L’intelligence artificielle pour lutter contre la pollution

Quand on parle des projets d’entreprises transnationales, le grand public est souvent rétif. Ajouté à cela l’expérimentation d’intelligences artificielles, et cela donne la toile de fond de la science-fiction la plus pessimiste. Pourtant l’une des initiatives d’IBM montre quels intérêts peuvent découler d’une telle combinaison. Direction la Chine où l’entreprise américaine investit contre la pollution.

Un contexte chinois alarmiste

Depuis plusieurs années maintenant, la Chine promet des taux de croissance à deux chiffres. Les dirigeants du pays semblent avoir trouvé la formule entre forte présence d’Etat et intégration au marché international. Certains avancent même qu’il s’agit de la première puissance économique mondiale, du fait du grand nombre de devises américaines possédées par le pays. Mais cette réussite ne vient pas sans contrepartie. Une forte industrialisation, un exode rural et la constitution de mégalopoles, une hausse du niveau de vie qui s’accompagne d’une motorisation croissante de la population, tout ce contexte produit inévitablement de la pollution. C’est notamment à Shanghai que l’on doit la photo embrumée d’une tour rappelant certains plans du film dystopique Blade Runner. Cela atteint un tel niveau qu’on compte aujourd’hui les victimes en millions. Mais IBM s’est engagé il y a peu pour tenter de réguler ces effets nocifs sur l’environnement.

L’investissement d’IBM contre la pollution

En tant que firme spécialisée dans l’informatique, IBM s’est tourné vers l’outil technologique pour trouver la solution. Elle prend la forme d’une intelligence artificielle, une technologie capable non seulement d’accumuler des données mais d’en tirer des conclusions et de formuler des résolutions à suivre. IBM fournit un outil capable de penser à la place de structures humaines aujourd’hui plus concernées par la réussite économique.

Dans le cas de la pollution en Chine, cela se traduit en différentes étapes. Au niveau d’une ville, qui d’ailleurs peut être aussi grande que Pékin, l’ordinateur récupère toutes les informations qui peuvent peser sur le taux de pollution immédiat. A partir de ça l’I.A. construit des modèles mathématiques. Et cela permet d’anticiper les effets de cette conjoncture d’éléments. Pour l’instant les prévisions couvrent les 72 heures à venir. Cela semble limité mais ça implique des décisions immédiates qui ont des effets concrets sur le quotidien des habitants de la ville. Certaines structures de l’industrie ont ainsi été fermées temporairement pour éviter les émanations polluantes. La ville a aussi encadré l’utilisation de la voiture suite aux conclusions de l’ordinateur.
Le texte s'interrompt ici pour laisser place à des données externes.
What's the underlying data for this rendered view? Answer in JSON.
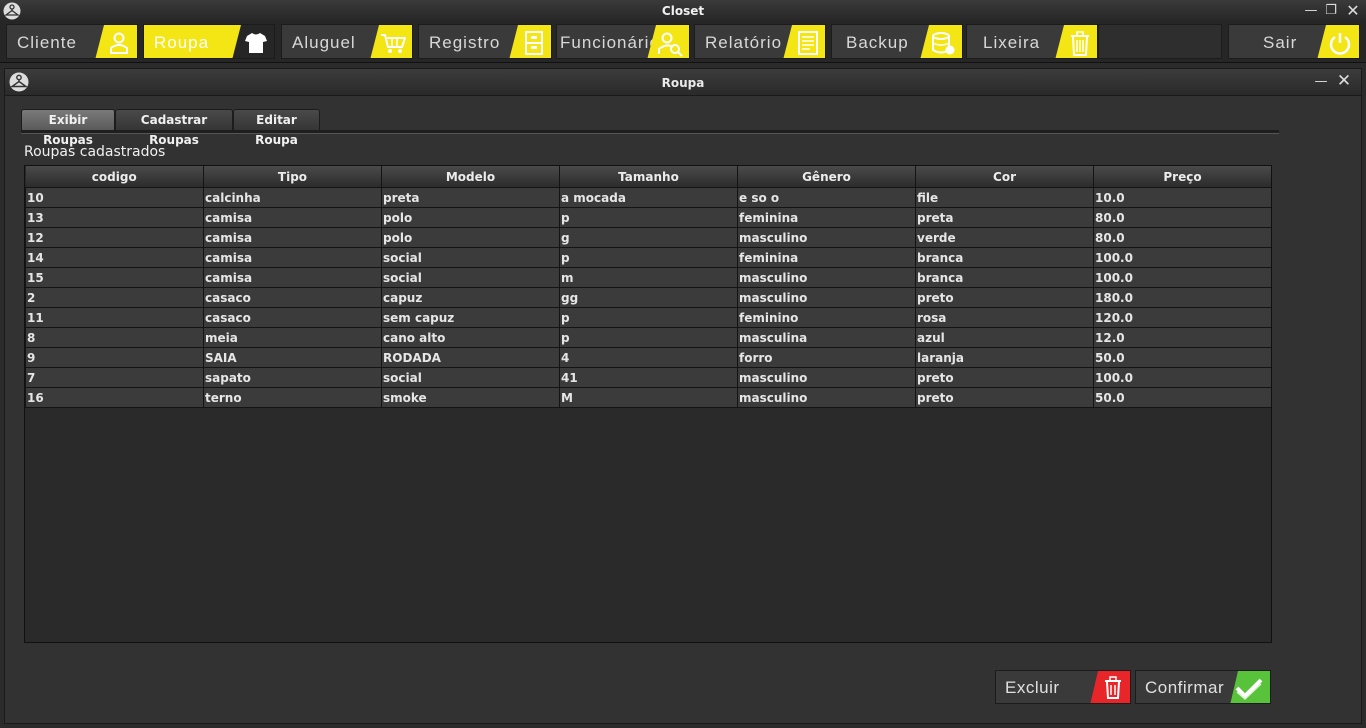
{
  "window": {
    "title": "Closet"
  },
  "nav": {
    "items": [
      {
        "label": "Cliente",
        "icon": "person-icon"
      },
      {
        "label": "Roupa",
        "icon": "shirt-icon"
      },
      {
        "label": "Aluguel",
        "icon": "cart-icon"
      },
      {
        "label": "Registro",
        "icon": "file-cabinet-icon"
      },
      {
        "label": "Funcionário",
        "icon": "employee-search-icon"
      },
      {
        "label": "Relatório",
        "icon": "report-icon"
      },
      {
        "label": "Backup",
        "icon": "database-icon"
      },
      {
        "label": "Lixeira",
        "icon": "trash-icon"
      },
      {
        "label": "Sair",
        "icon": "power-icon"
      }
    ],
    "active": "Roupa"
  },
  "frame": {
    "title": "Roupa",
    "tabs": [
      "Exibir Roupas",
      "Cadastrar Roupas",
      "Editar Roupa"
    ],
    "active_tab": "Exibir Roupas",
    "section_label": "Roupas cadastrados"
  },
  "table": {
    "columns": [
      "codigo",
      "Tipo",
      "Modelo",
      "Tamanho",
      "Gênero",
      "Cor",
      "Preço"
    ],
    "rows": [
      [
        "10",
        "calcinha",
        "preta",
        "a mocada",
        "e so o",
        "file",
        "10.0"
      ],
      [
        "13",
        "camisa",
        "polo",
        "p",
        "feminina",
        "preta",
        "80.0"
      ],
      [
        "12",
        "camisa",
        "polo",
        "g",
        "masculino",
        "verde",
        "80.0"
      ],
      [
        "14",
        "camisa",
        "social",
        "p",
        "feminina",
        "branca",
        "100.0"
      ],
      [
        "15",
        "camisa",
        "social",
        "m",
        "masculino",
        "branca",
        "100.0"
      ],
      [
        "2",
        "casaco",
        "capuz",
        "gg",
        "masculino",
        "preto",
        "180.0"
      ],
      [
        "11",
        "casaco",
        "sem capuz",
        "p",
        "feminino",
        "rosa",
        "120.0"
      ],
      [
        "8",
        "meia",
        "cano alto",
        "p",
        "masculina",
        "azul",
        "12.0"
      ],
      [
        "9",
        "SAIA",
        "RODADA",
        "4",
        "forro",
        "laranja",
        "50.0"
      ],
      [
        "7",
        "sapato",
        "social",
        "41",
        "masculino",
        "preto",
        "100.0"
      ],
      [
        "16",
        "terno",
        "smoke",
        "M",
        "masculino",
        "preto",
        "50.0"
      ]
    ]
  },
  "actions": {
    "delete_label": "Excluir",
    "confirm_label": "Confirmar"
  },
  "colors": {
    "accent_yellow": "#f3e614",
    "delete_red": "#e8262a",
    "confirm_green": "#58c23a",
    "background": "#2b2b2b"
  }
}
Qu’est-ce que cette intelligence artificielle ?

Cette intelligence artificielle a un nom, elle s’appelle Watson et désigne un super ordinateur.

Une grande capacité de calculs

Les informations qu’il reçoit lui sont fournies en flux tendus par les autorités publiques chinoises qui collaborent avec IMB. Un bureau spécial est notamment spécialisé dans la récupération de tout ce qui concerne le contexte environnemental. Cela va des prévisions météorologiques, notamment l’activité du vent et le degré d’humidité, jusqu’à l’état du trafic routier ou l’activité des industries, en passant bien sûr par une évaluation du taux de pollution en temps réel dans l’air de la ville. L’analyse de tant de paramètres sur un temps court est uniquement réalisable grâce aux prouesses d’un ordinateur parmi les plus puissants qui existent.

 

L’interprétation et l’affinement

Là où il s’agit d’une véritable intelligence, c’est que Watson n’est pas qu’un gestionnaire de données. Il semble comprendre le but de la manœuvre, à savoir une correspondance véritable avec l’état du terrain, et il cherche à être le plus près du vrai en confrontant ses données au maximum. IBM a en effet intégré à son ordinateur une certaine compréhension du langage pour pouvoir cerner ce qu’on attend de lui, et sa volonté de se corriger découle de sa programmation lui ayant introduit un besoin d’apprentissage et d’adaptation.

Les conclusions produites seraient plus précises d’un tiers, par rapport aux études précédentes. Le programme est en activité dans deux villes actuellement, pour un coût de plus de 100 milliards, ce qui traduit une certaine ambition environnementale.